Does a Trivial Tangent Bundle Induce a Multiplication? Let $M$ be a connected smooth manifold, and assume that it is parallelisable; that is, its tangent bundle is trivial.  Does $M$ admit an H space structure?  That is, does there exist a smooth map $\mu:M\times M\to M$ and an identity element $e$ satisfying $\mu(e,x)=\mu(x,e)=x$?
The motivation for asking is the following: given any Lie group $G$, its tangent bundle is trivial.  What about the converse?  It's hard enough coming up with a parallelisable manifold that is not a Lie group ($\mathbb{S}^7$ is such an example).  The best idea I've heard is to think about quotients of Lie groups by discrete subgroups, but the few examples I've tried weren't parallelisable in the end.
 A: Ryan Budney's comment pretty much killed the question, but anyway...
Let $X_{m,n} = S^{2m}\times S^{2n+1}$, with $m\le n$ (strictly) positive integers.
Lemma: $X=X_{m,n}$ is parallelisable.
Proof: this follows from playing around with vector bundles, the key facts being that $TX = \pi^*(TS^{2m}) \oplus \pi^*(TS^{2n+1})$ and that trivial bundles are natural.

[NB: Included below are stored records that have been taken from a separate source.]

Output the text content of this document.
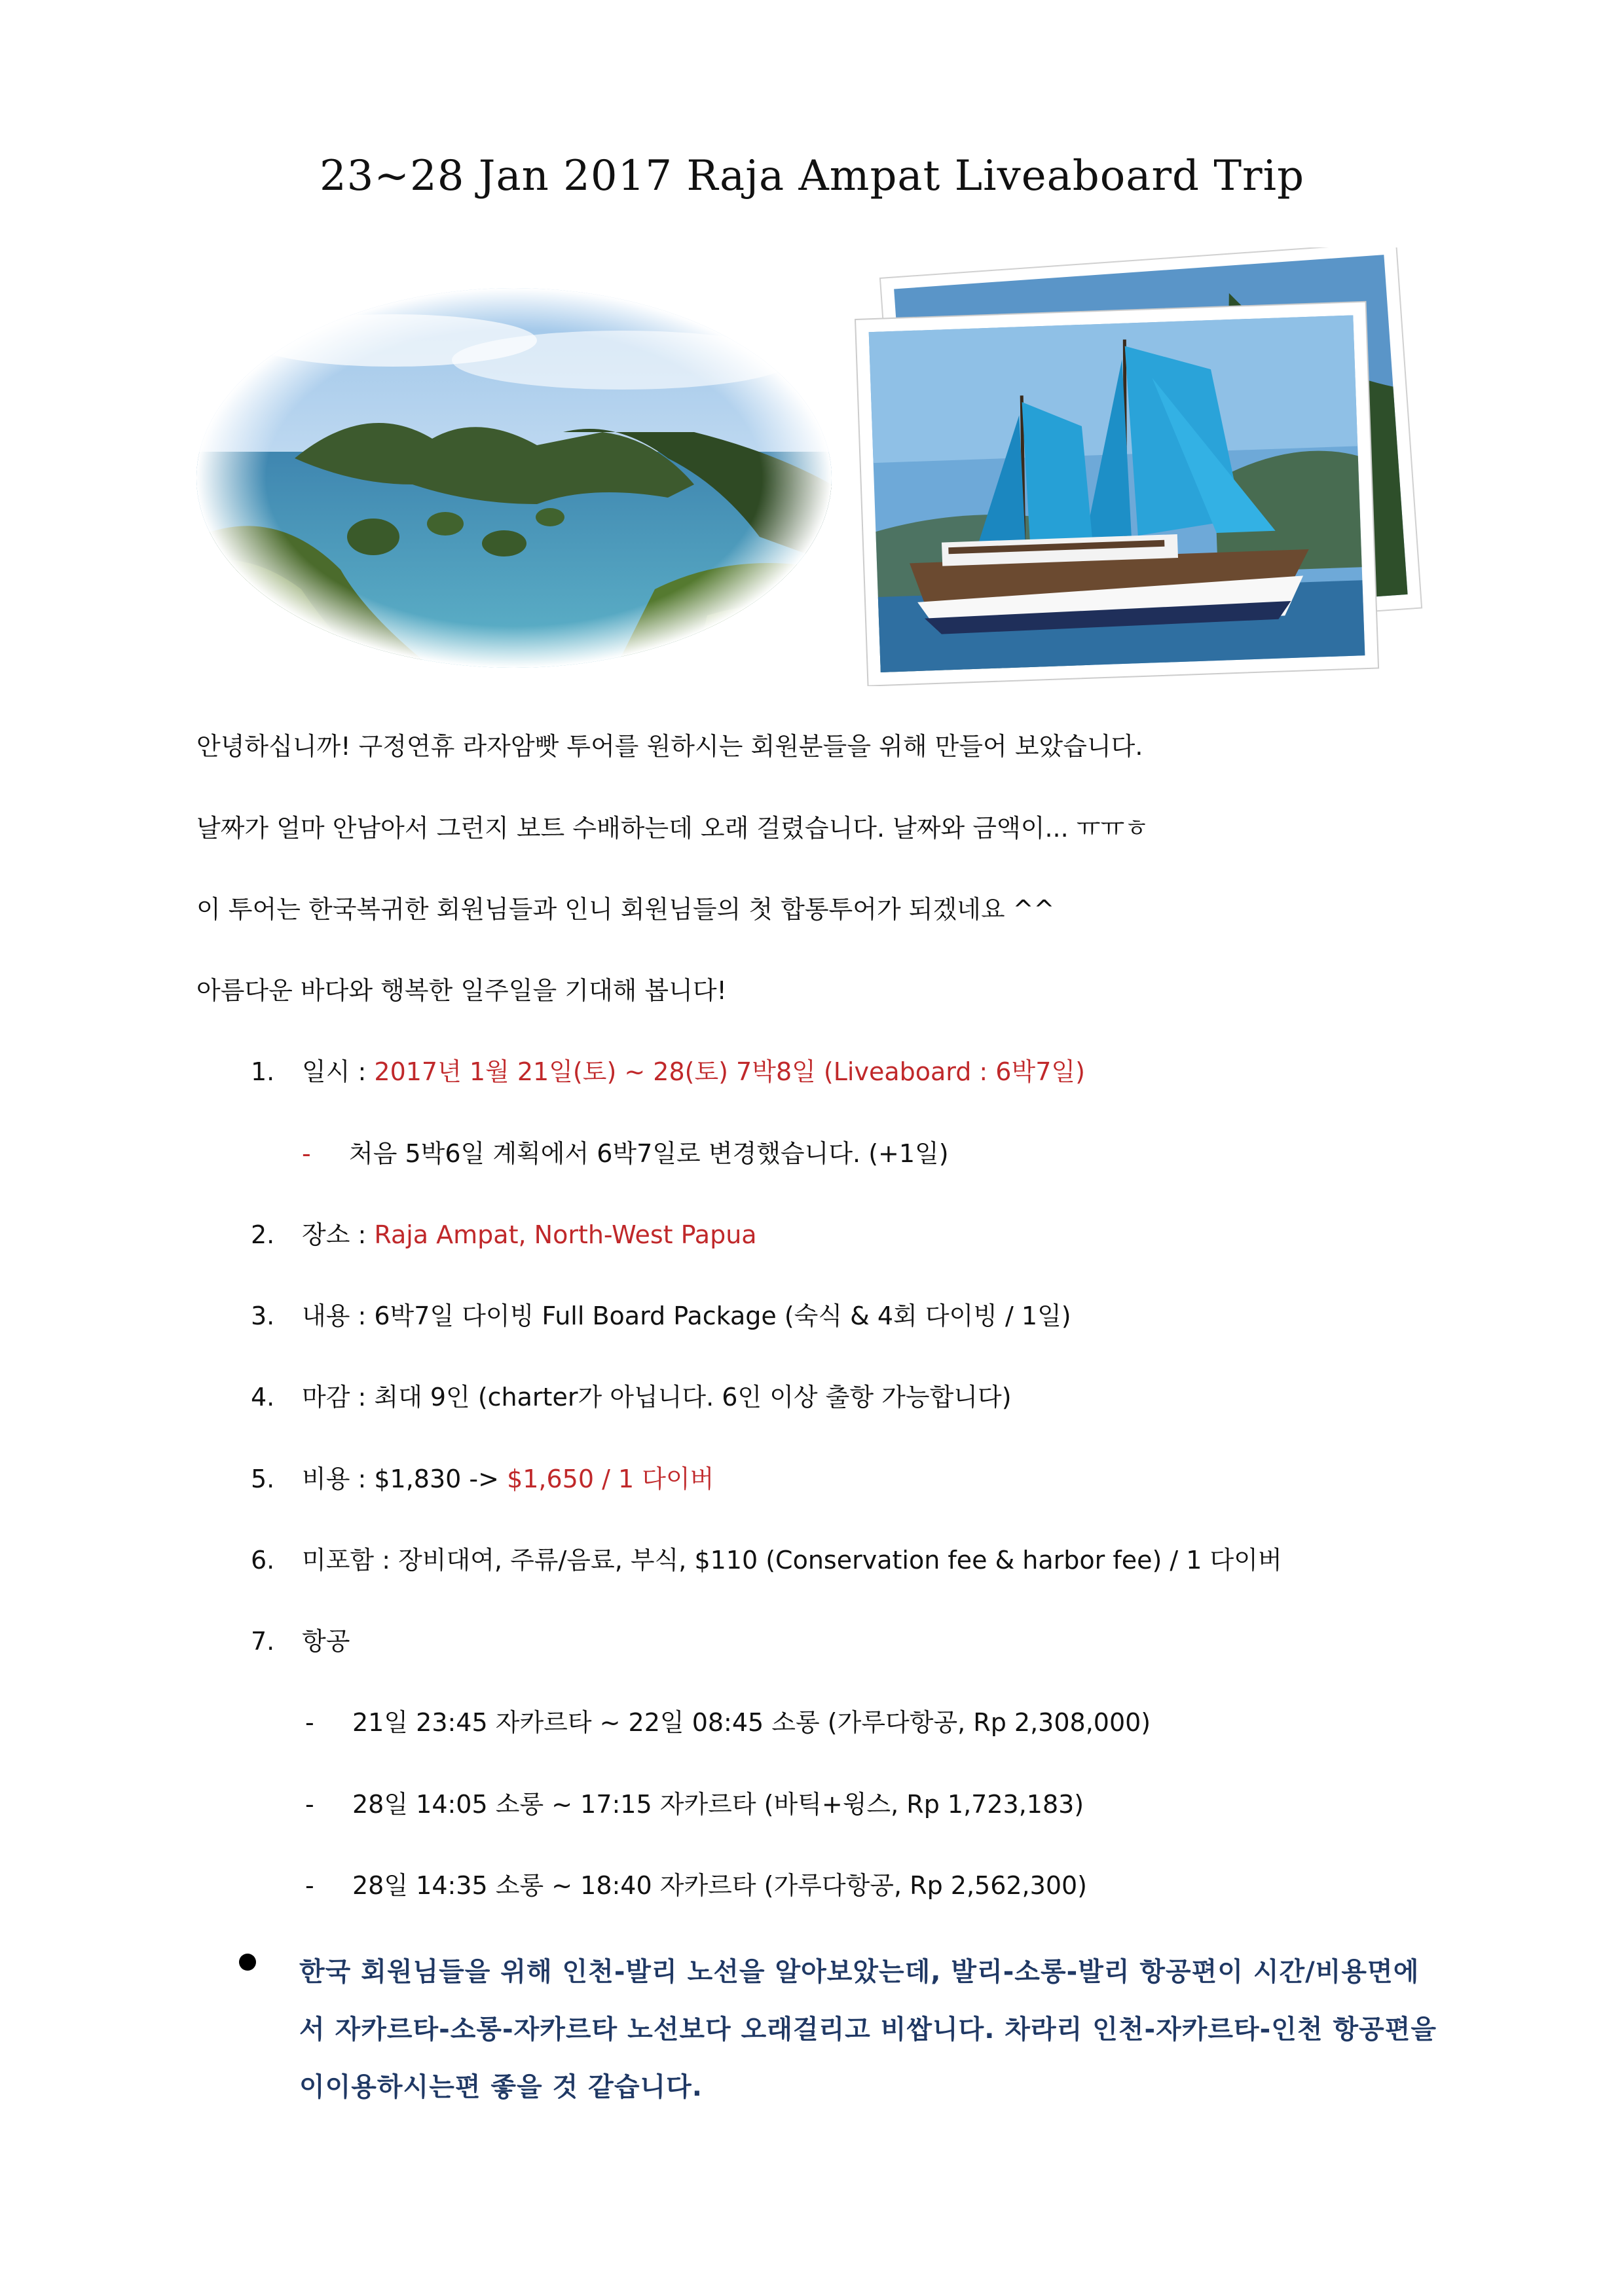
23~28 Jan 2017 Raja Ampat Liveaboard Trip
안녕하십니까! 구정연휴 라자암빳 투어를 원하시는 회원분들을 위해 만들어 보았습니다.
날짜가 얼마 안남아서 그런지 보트 수배하는데 오래 걸렸습니다. 날짜와 금액이... ㅠㅠㅎ
이 투어는 한국복귀한 회원님들과 인니 회원님들의 첫 합통투어가 되겠네요 ^^
아름다운 바다와 행복한 일주일을 기대해 봅니다!
1. 일시 : 2017년 1월 21일(토) ~ 28(토) 7박8일 (Liveaboard : 6박7일)
- 처음 5박6일 계획에서 6박7일로 변경했습니다. (+1일)
2. 장소 : Raja Ampat, North-West Papua
3. 내용 : 6박7일 다이빙 Full Board Package (숙식 & 4회 다이빙 / 1일)
4. 마감 : 최대 9인 (charter가 아닙니다. 6인 이상 출항 가능합니다)
5. 비용 : $1,830 -> $1,650 / 1 다이버
6. 미포함 : 장비대여, 주류/음료, 부식, $110 (Conservation fee & harbor fee) / 1 다이버
7. 항공
- 21일 23:45 자카르타 ~ 22일 08:45 소롱 (가루다항공, Rp 2,308,000)
- 28일 14:05 소롱 ~ 17:15 자카르타 (바틱+윙스, Rp 1,723,183)
- 28일 14:35 소롱 ~ 18:40 자카르타 (가루다항공, Rp 2,562,300)
한국 회원님들을 위해 인천-발리 노선을 알아보았는데, 발리-소롱-발리 항공편이 시간/비용면에서 자카르타-소롱-자카르타 노선보다 오래걸리고 비쌉니다. 차라리 인천-자카르타-인천 항공편을 이이용하시는편 좋을 것 같습니다.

More precisely, the second factor of $X$ has Euler number 0, so one can split off a trivial 1-bundle from its tangent bundle, pull it back through the projection and see it as the pull-back of a trivial bundle over the first factor. So $TX = \pi^*(TS^{2m}\oplus \varepsilon) \oplus V$, and the first summand is trivial. Now one can split off a trivial bundle of rank 2 from the first factor and use it to trivialise the second factor.
Lemma: $X$ is not an $H$-space.
Proof: the cohomology ring (say with $\mathbb{F}_2$ coefficients) of an $H$-space is a finite-dimensional commutative Hopf algebra, therefore it's generated in odd dimensions. But, in our case, $H^*(X)$ has $H^{2m}(X)$ as the first nontrivial group.
This gives a nice family of simply connected counterexamples to your question, the smallest of which is $S^2\times S^3$. Notice how, actually, there is no simply connected counterexample in dimension one, two, three (thanks to Perelman) and four (e.g. because the Euler number of a simply connected 4-manifold is strictly positive).